What’s next? President Trump presents himself the Presidential Medal of Freedom? With a narcissism on steroids, Trump sounds like the man described by my graduate school professor, Andrew King as “kissing his own lips to keep all the pleasure to himself.”

Evangelical understanding of anointing

Trump embraced this authority and claimed it as his own personal authority. He toys with the notion of being the Messiah. Israel’s Netanyahu has encouraged this delusion. After the assassination attempt, Trump pushed the idea of God saving him so he could save America.

In attacking the Supreme Court decision striking down his tariff authority, Trump responded, “I can do anything I want to do.” He denigrated the justices: “I’m ashamed of certain members of the court, absolutely ashamed for not having the courage to do what’s right for our country.” He accused opponents of his tariffs of being “obnoxious, ignorant and loud,” and accused the justices of acting out of fear of critics. He called the plaintiffs in the lawsuit “sleazebags.”

Our emotionally driven president, for example, admitted that he raised tariffs on Switzerland to 39 percent, from 31 percent, because the Swiss president “rubbed me the wrong way.”

Anointing is not permanent.
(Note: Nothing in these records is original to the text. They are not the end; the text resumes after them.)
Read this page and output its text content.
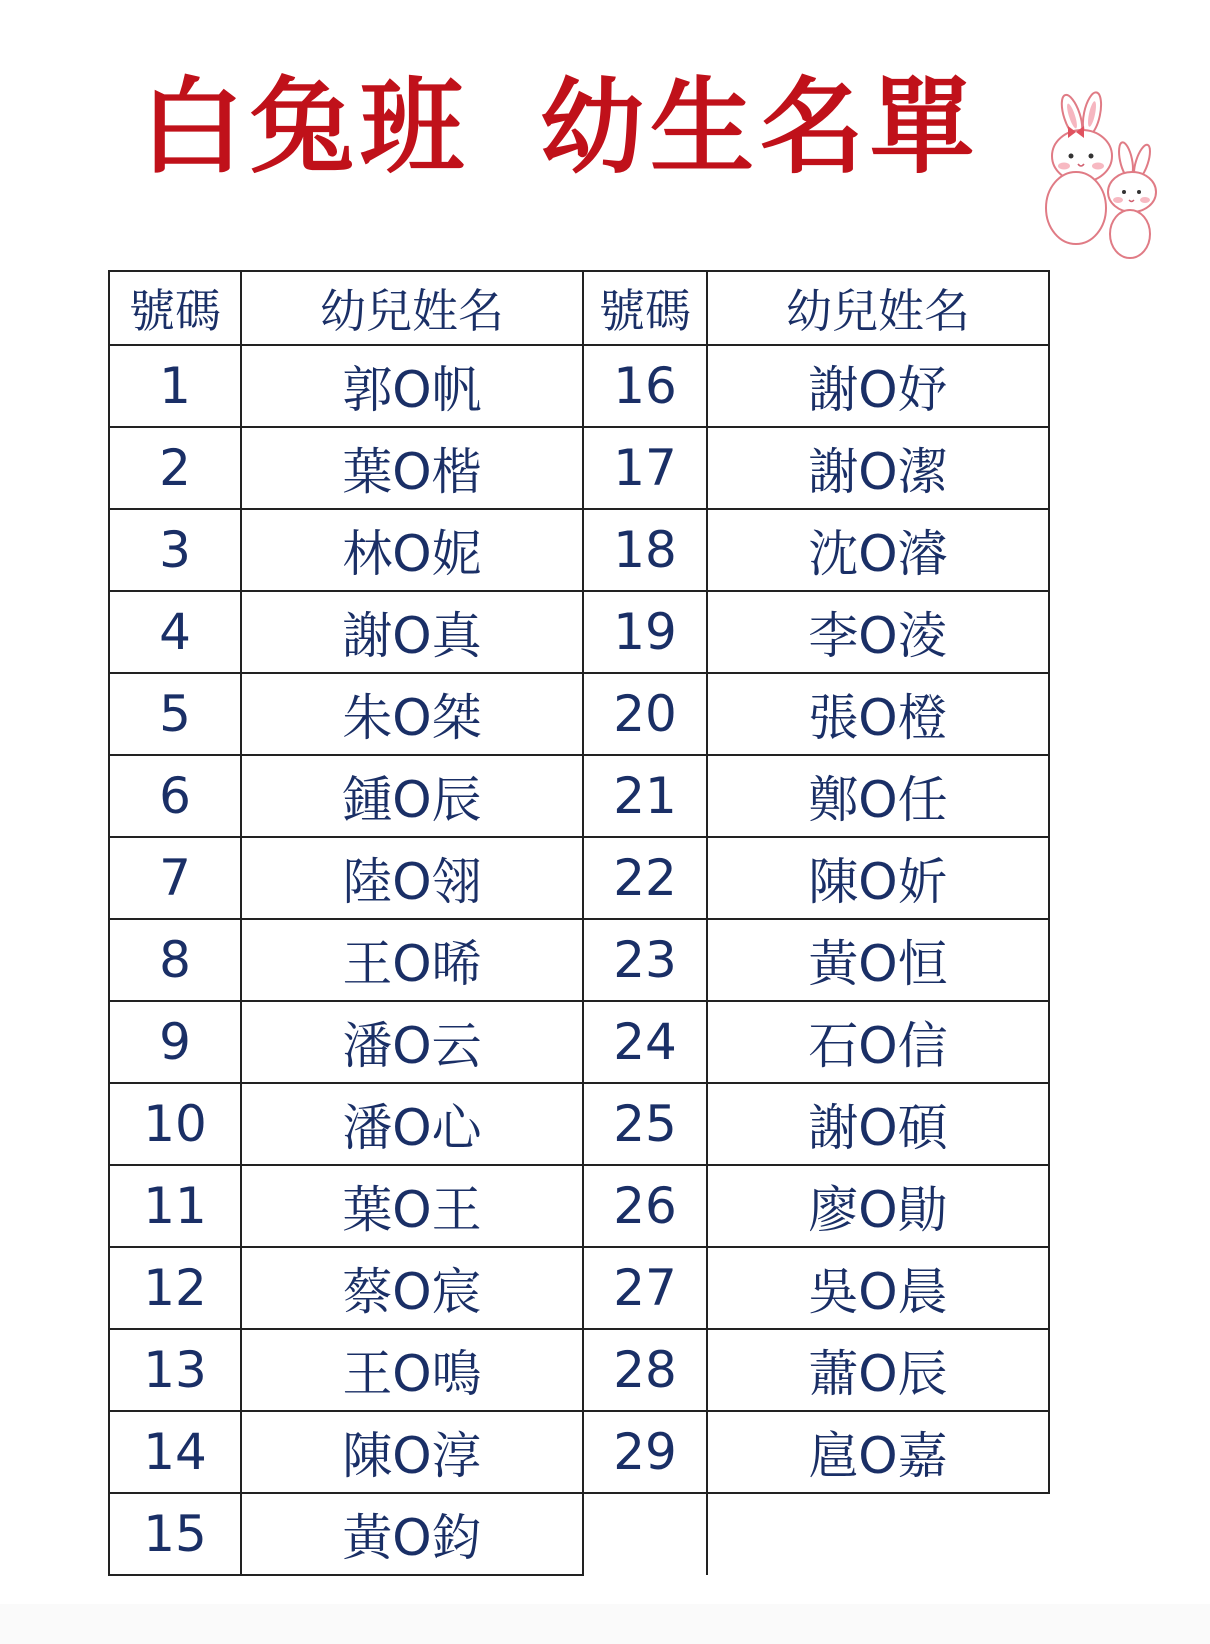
白兔班 幼生名單
號碼	幼兒姓名	號碼	幼兒姓名
1	郭O帆	16	謝O妤
2	葉O楷	17	謝O潔
3	林O妮	18	沈O濬
4	謝O真	19	李O淩
5	朱O桀	20	張O橙
6	鍾O辰	21	鄭O任
7	陸O翎	22	陳O妡
8	王O晞	23	黃O恒
9	潘O云	24	石O信
10	潘O心	25	謝O碩
11	葉O王	26	廖O勛
12	蔡O宸	27	吳O晨
13	王O鳴	28	蕭O辰
14	陳O淳	29	扈O嘉
15	黃O鈞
The person anointed can fail to keep covenant with God and lose the anointing. Look at Trump. The man with all this wealth and power acts in the most anxious, insecure and irrational ways.
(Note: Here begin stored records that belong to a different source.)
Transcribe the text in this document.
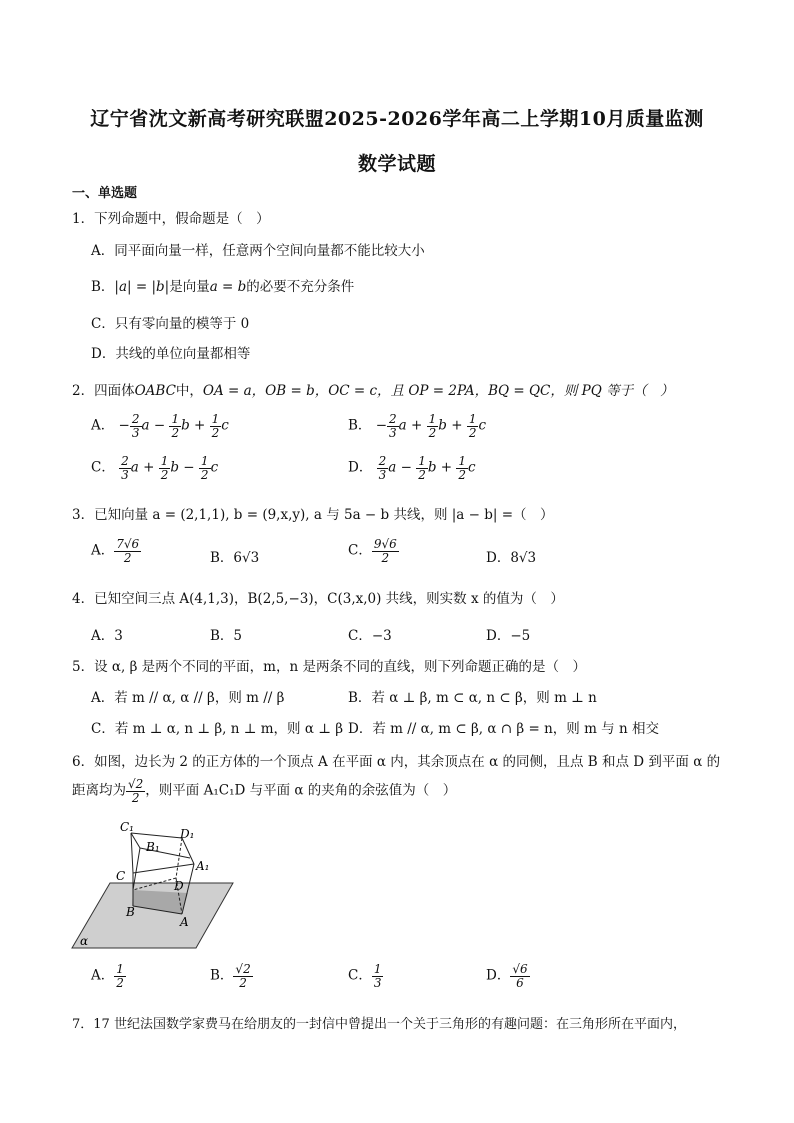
辽宁省沈文新高考研究联盟2025-2026学年高二上学期10月质量监测
数学试题
一、单选题
1．下列命题中，假命题是（　）
A．同平面向量一样，任意两个空间向量都不能比较大小
B．|a| = |b|是向量a = b的必要不充分条件
C．只有零向量的模等于 0
D．共线的单位向量都相等
2．四面体OABC中，OA = a，OB = b，OC = c，且 OP = 2PA，BQ = QC，则 PQ 等于（　）
A． − $\frac{2}{3}$ $a - \frac{1}{2}$ $b + \frac{1}{2}$ c	B． − $\frac{2}{3}$ $a + \frac{1}{2}$ $b + \frac{1}{2}$ c
C． $\frac{2}{3}$ $a + \frac{1}{2}$ $b - \frac{1}{2}$ c	D． $\frac{2}{3}$ $a - \frac{1}{2}$ $b + \frac{1}{2}$ c
3．已知向量 a = (2,1,1), b = (9,x,y), a 与 5a − b 共线，则 |a − b| =（　）
A． $\frac{7√6}{2}$	B．6√3	C． $\frac{9√6}{2}$	D．8√3
4．已知空间三点 A(4,1,3)，B(2,5,−3)，C(3,x,0) 共线，则实数 x 的值为（　）
A．3	B．5	C．−3	D．−5
5．设 α, β 是两个不同的平面，m，n 是两条不同的直线，则下列命题正确的是（　）
A．若 m // α, α // β，则 m // β	B．若 α ⊥ β, m ⊂ α, n ⊂ β，则 m ⊥ n
C．若 m ⊥ α, n ⊥ β, n ⊥ m，则 α ⊥ β D．若 m // α, m ⊂ β, α ∩ β = n，则 m 与 n 相交
6．如图，边长为 2 的正方体的一个顶点 A 在平面 α 内，其余顶点在 α 的同侧，且点 B 和点 D 到平面 α 的
距离均为 $\frac{√2}{2}$ ，则平面 A₁C₁D 与平面 α 的夹角的余弦值为（　）
C₁	D₁
B₁
A₁
C
D
B
A
α
A． $\frac{1}{2}$	B． $\frac{√2}{2}$	C． $\frac{1}{3}$	D． $\frac{√6}{6}$
7．17 世纪法国数学家费马在给朋友的一封信中曾提出一个关于三角形的有趣问题：在三角形所在平面内，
At a rally in Rome, Georgia, you hear the anointing slipping away.

“A month ago, two months ago, I said, ‘I don’t think I’m going to make it to heaven,’” Trump said in Rome, calling back to his previous comments about the subject.
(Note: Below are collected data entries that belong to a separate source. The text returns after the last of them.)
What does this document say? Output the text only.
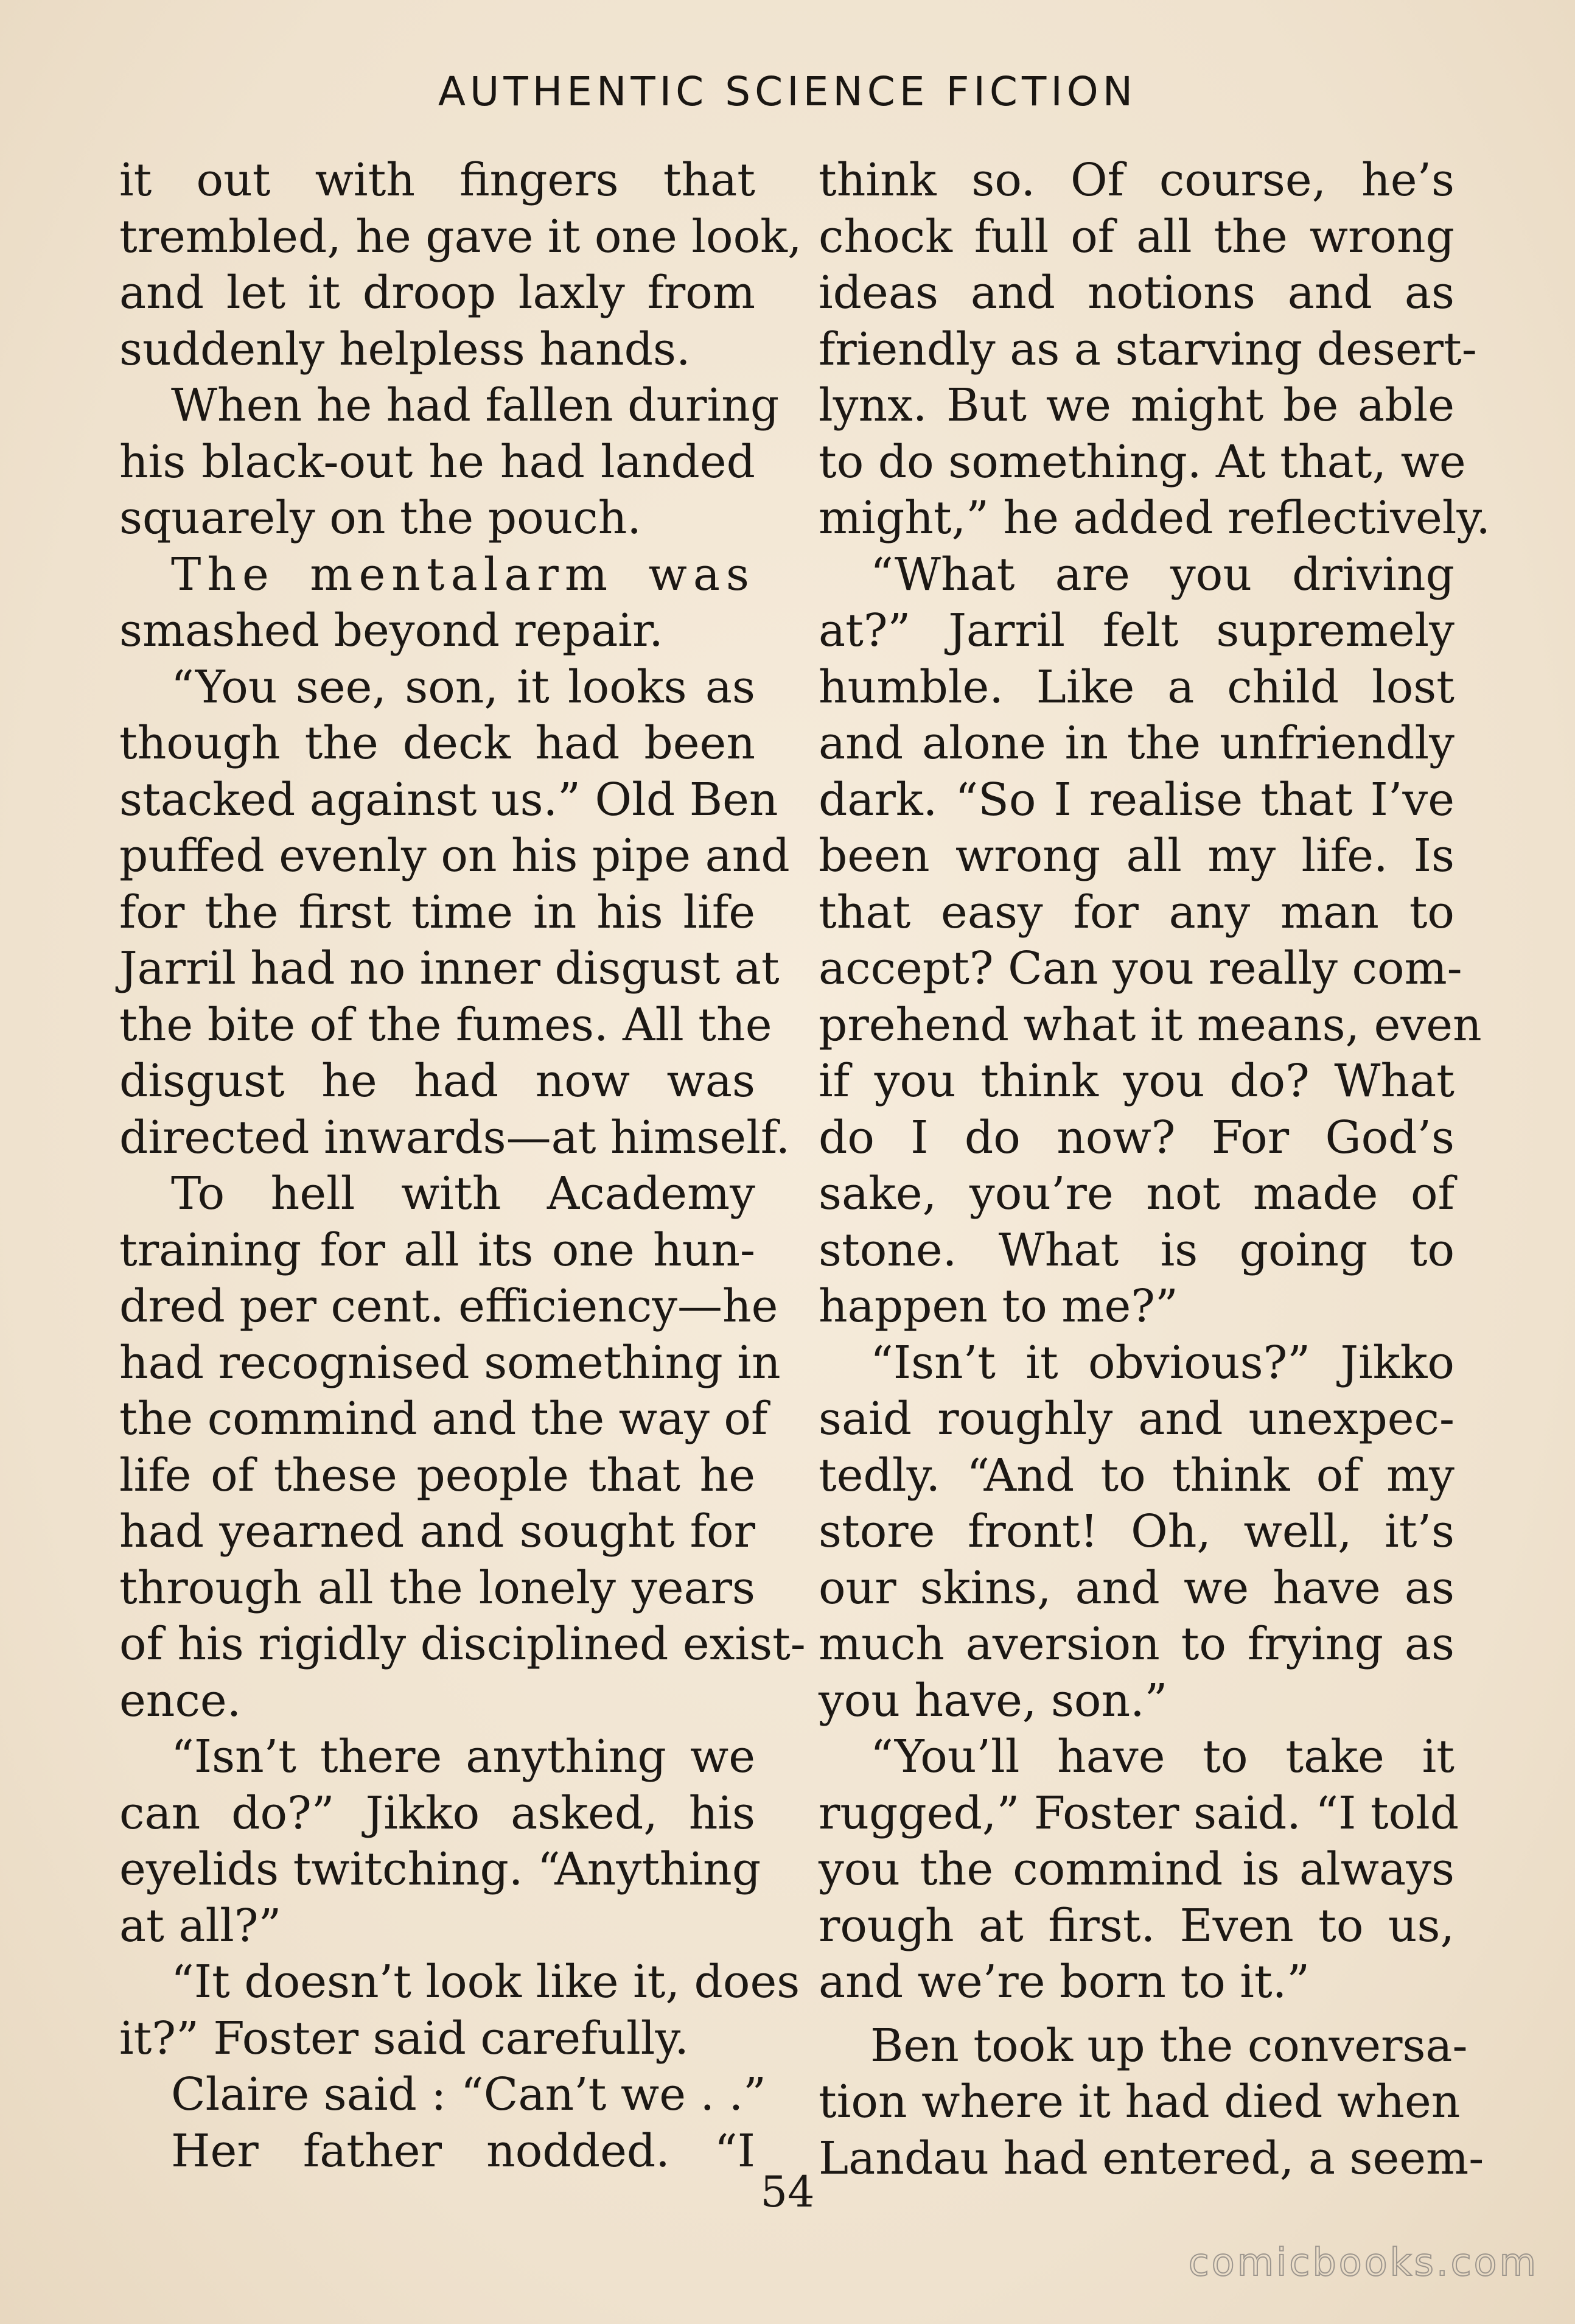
AUTHENTIC SCIENCE FICTION
it out with fingers that
trembled, he gave it one look,
and let it droop laxly from
suddenly helpless hands.
When he had fallen during
his black-out he had landed
squarely on the pouch.
The mentalarm was
smashed beyond repair.
“You see, son, it looks as
though the deck had been
stacked against us.” Old Ben
puffed evenly on his pipe and
for the first time in his life
Jarril had no inner disgust at
the bite of the fumes. All the
disgust he had now was
directed inwards—at himself.
To hell with Academy
training for all its one hun-
dred per cent. efficiency—he
had recognised something in
the commind and the way of
life of these people that he
had yearned and sought for
through all the lonely years
of his rigidly disciplined exist-
ence.
“Isn’t there anything we
can do?” Jikko asked, his
eyelids twitching. “Anything
at all?”
“It doesn’t look like it, does
it?” Foster said carefully.
Claire said : “Can’t we . .”
Her father nodded. “I
think so. Of course, he’s
chock full of all the wrong
ideas and notions and as
friendly as a starving desert-
lynx. But we might be able
to do something. At that, we
might,” he added reflectively.
“What are you driving
at?” Jarril felt supremely
humble. Like a child lost
and alone in the unfriendly
dark. “So I realise that I’ve
been wrong all my life. Is
that easy for any man to
accept? Can you really com-
prehend what it means, even
if you think you do? What
do I do now? For God’s
sake, you’re not made of
stone. What is going to
happen to me?”
“Isn’t it obvious?” Jikko
said roughly and unexpec-
tedly. “And to think of my
store front! Oh, well, it’s
our skins, and we have as
much aversion to frying as
you have, son.”
“You’ll have to take it
rugged,” Foster said. “I told
you the commind is always
rough at first. Even to us,
and we’re born to it.”
Ben took up the conversa-
tion where it had died when
Landau had entered, a seem-
54
comicbooks.com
Moments later, he added, “I don’t think I’m going to make it to heaven. I’m doing a great job for a lot of people, but I don’t think so. I’m just not worthy of heaven. I’m not going to make it.”

Trump’s anxiety and fear often lead to self-destructive decisions that go against Trump and America’s own needs. Rhetorical scholar Patricia Robert-Miller says, “Trump has already shown he will enact policies that harm his base, and they have shown they don’t care.”

For examples, the indiscriminate bombing of small boats by the U.S. military, the murder of unarmed American citizens in Minneapolis, Trump’s threats to Greenland and Canada, his insults of NATO, especially his denigration of England’s contribution to the war in Afghanistan are all signs of an anointing unraveling. The specter of Trump ordering military strikes on Iran without Congressional approval may be the culminating event.

A nation of evangelical Christians insist Trump is the anointed one. In 2016, they declared a vulgar, thrice-married, self-proclaimed philanderer and serial liar as God’s anointed. A decade later, Trump has accumulated a moral rap sheet that includes using offensive rhetoric against women, immigrants and Democrats; engaging in personal misconduct; using dehumanizing rhetoric against his opponents; spouting conspiracy theories (2020 election and Epstein files); accumulating felony convictions and losing cases in federal court. Judges have ruled 4,400 times that ICE jailed people illegally.

Evangelicals can’t grasp how badly wrong the person they thought was God’s anointed has become a garden variety political cipher of authoritarian delusions.

Who among the evangelicals will tell Trump the anointing has been revoked? I suggest Robert Jeffress, Trump’s apostle, be the chosen one.